Sekitar 3 bulan berikutnya, Nunuk yang saat itu terpilih menjadi direktur KPR menjalin kerjasama dengan sesama teman pergerakan di Jawa Timur, yang saat itu memunculkan isu mendorong 30 persen parlemen daerah sampai pusat haruslah diisi sosok perempuan. Setelah sepakat, KPR pun mulai melakukan sosialisasi di berbagai kecamatan di Tuban yang berisi tentang ajakan kepada para perempuan agar memilih wakil perempuan saat Pemilu. Saat itu tantangan makin kuat. Nunuk bercerita, pernah suatu ketika saat dirinya tengah melakukan sosialisasi di rumah salah satu anggota komunitas di sebuah desa, tiba-tiba ia didatangi petugas kecamatan. Petugas itu mengusirnya karena menganggap KPR sebagai lembaga sesat. Sambil berteriak, petugas itu mengatakan, tidak butuh kehadiran organisasi perempuan karena di sana sudah ada PKK, Fatayat NU, Muslimat NU, dan Aisyiah. Demikian pula ketika Nunuk akan mengadakan kegiatan di Pemda, sempat ditolak. Karena KPR dianggap lembaga bohong-bohongan. Sejak itulah, Nunuk segera melegalkan KPR dengan mendaftarkannya di notaris, dan lain-lain.


Setelah resmi secara hukum, Nunuk dan teman-teman kemudian mengajukan permohonan untuk bisa bertemu dengan Bupati Tuban, Heny, yang kebetulan juga seorang perempuan. Yang membuat Nunuk senang saat itu, Ibu Heny langsung memintanya presentasi tentang program KPR untuk pemberdayaan perempuan di Tuban. Tentu saja kesempatan itu tak ia sia-siakan. Usai presentasi, Ibu Bupati itu pun kemudian memberikan fasilitas KPR dengan menggandeng Bapemas Kabupaten untuk melakukan sosialisasi tentang gender serta UU Perlindungan Anak di kecamatan Singgahan. Tapi ternyata, meski pemerintah telah memberikan fasilitas, tentangan dari masyarakat belum selesai. Nunuk kembali menceritakan, setelah pemateri dengan topik lain selesai bicara, ia pun diberi kesempatan oleh Bapemas untuk bicara. Tapi belum sempat ia berdiri, tiba-tiba ada seorang warga yang menyela. Dengan suara berapi-api, warga yang seorang bapak-bapak itu meminta Nunuk untuk tidak bicara, karena merasa materi yang disampaikan sebelumnya sudah cukup. Si bapak itu merasa sudah tahu materi yang akan diberikan Nunuk, yang katanya mengarah kepada ajaran perempuan melawan laki-laki. Menurutnya, itu adalah ajaran sesat dan sebagai tanda bahwa dunia mau kiamat. Saat itu suasana sempat hening, dan ketua Bapemas langsung menghubungi Polsek setempat untuk minta pengamanan. Dalam waktu singkat, polisi pun berdatangan karena dikhawatirkan akan terjadi sesuatu.
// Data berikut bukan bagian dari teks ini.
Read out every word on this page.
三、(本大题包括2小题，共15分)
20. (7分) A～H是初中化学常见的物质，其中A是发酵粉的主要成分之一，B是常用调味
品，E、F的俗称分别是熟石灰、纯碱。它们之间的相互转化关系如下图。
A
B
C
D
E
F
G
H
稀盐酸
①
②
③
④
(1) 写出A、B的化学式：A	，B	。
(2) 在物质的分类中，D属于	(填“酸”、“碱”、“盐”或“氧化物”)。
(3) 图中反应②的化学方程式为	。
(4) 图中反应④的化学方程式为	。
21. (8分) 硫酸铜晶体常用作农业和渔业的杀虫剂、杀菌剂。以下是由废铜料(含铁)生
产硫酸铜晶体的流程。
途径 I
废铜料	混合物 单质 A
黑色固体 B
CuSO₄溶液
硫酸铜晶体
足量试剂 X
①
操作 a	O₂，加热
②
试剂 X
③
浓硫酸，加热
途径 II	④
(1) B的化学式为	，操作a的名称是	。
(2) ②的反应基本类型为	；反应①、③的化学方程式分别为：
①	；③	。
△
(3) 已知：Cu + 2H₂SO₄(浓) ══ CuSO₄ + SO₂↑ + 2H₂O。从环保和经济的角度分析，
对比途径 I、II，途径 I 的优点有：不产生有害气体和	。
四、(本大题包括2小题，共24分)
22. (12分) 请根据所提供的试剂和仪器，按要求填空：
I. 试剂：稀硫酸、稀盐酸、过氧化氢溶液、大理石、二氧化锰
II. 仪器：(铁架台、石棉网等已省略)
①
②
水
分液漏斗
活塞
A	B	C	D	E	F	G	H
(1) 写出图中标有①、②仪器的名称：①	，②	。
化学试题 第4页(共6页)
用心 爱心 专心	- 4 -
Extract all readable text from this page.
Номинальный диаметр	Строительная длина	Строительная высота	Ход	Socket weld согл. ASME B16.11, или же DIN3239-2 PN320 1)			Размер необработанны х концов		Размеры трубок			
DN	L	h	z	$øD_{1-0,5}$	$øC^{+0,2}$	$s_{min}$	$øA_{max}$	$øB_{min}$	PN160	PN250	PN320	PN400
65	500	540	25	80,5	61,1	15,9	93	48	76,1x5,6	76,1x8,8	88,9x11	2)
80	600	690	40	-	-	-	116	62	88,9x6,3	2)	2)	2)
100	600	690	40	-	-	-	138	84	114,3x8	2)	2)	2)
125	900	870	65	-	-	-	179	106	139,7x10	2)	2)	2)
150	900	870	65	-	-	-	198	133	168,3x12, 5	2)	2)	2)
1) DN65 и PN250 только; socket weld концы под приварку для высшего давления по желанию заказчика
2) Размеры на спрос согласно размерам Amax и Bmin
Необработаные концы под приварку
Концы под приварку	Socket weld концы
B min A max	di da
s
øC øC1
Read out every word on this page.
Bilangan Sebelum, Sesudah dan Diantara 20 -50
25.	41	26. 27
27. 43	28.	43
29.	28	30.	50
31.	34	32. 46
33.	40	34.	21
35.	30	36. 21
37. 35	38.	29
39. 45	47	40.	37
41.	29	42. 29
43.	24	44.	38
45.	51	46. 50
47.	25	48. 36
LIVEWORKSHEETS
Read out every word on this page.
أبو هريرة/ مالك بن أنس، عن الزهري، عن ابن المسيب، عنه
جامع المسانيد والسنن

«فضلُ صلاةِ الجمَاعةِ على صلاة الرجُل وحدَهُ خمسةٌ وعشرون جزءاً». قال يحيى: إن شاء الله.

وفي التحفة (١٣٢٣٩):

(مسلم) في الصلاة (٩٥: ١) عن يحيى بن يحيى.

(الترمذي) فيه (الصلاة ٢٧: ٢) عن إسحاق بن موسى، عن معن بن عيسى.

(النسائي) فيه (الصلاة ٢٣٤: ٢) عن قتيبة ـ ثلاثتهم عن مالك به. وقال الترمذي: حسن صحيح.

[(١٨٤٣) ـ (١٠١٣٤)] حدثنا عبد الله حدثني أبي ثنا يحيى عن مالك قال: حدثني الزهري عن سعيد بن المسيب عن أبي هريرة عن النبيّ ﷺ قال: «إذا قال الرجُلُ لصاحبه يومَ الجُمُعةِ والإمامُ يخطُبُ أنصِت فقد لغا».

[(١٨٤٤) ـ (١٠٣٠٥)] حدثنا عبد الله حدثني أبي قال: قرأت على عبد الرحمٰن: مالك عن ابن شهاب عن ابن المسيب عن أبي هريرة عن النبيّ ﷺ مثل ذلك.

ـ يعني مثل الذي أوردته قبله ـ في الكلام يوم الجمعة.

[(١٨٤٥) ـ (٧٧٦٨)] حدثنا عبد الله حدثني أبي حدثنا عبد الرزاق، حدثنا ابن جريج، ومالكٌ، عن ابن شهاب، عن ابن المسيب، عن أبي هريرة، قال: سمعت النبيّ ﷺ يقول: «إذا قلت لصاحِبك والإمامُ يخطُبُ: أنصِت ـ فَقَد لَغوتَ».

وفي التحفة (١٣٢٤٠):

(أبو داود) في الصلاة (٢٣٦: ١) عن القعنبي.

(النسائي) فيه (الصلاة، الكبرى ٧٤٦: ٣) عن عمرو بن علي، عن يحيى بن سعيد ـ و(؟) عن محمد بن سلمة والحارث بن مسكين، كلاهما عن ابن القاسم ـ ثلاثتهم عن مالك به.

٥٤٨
Tapi meski menghadapi keadaan demikian, Nunuk tetap berusaha tenang. Setelah bapak itu berhenti bicara, barulah ia menjelaskan. Untungnya, walau bapak itu amat keberatan ketika ia mau menjelaskan maksudnya, tapi para ibu yang lain mencoba mempersilahkannya bicara. Nunuk pun minta waktu 10 menit saja untuk menjelaskan. Ia berjanji, bila setelah 10 menit ternyata semuanya masih tidak berkenan dengan penjelasannya, maka tanpa disuruh pun ia akan pergi meninggalkan tempat itu. Maka kesempatan berbicara 10 menit itu pun tak disia-siakannya. Nunuk kemudian membuat ilustrasi tentang kegiatan seorang suami dan istri ketika di rumah. Di waktu yang singkat itu ia uraikan, kira-kira setelah dihitung aktivitas seorang perempuan di rumah jauh lebih banyak daripada seorang bapak. Rupanya, penjelasan singkat itu begitu mengena sehingga ketika waktu 10 menit sudah lewat, ia pun masih ditahan tidak boleh pulang dan diminta terus melanjutkan materi.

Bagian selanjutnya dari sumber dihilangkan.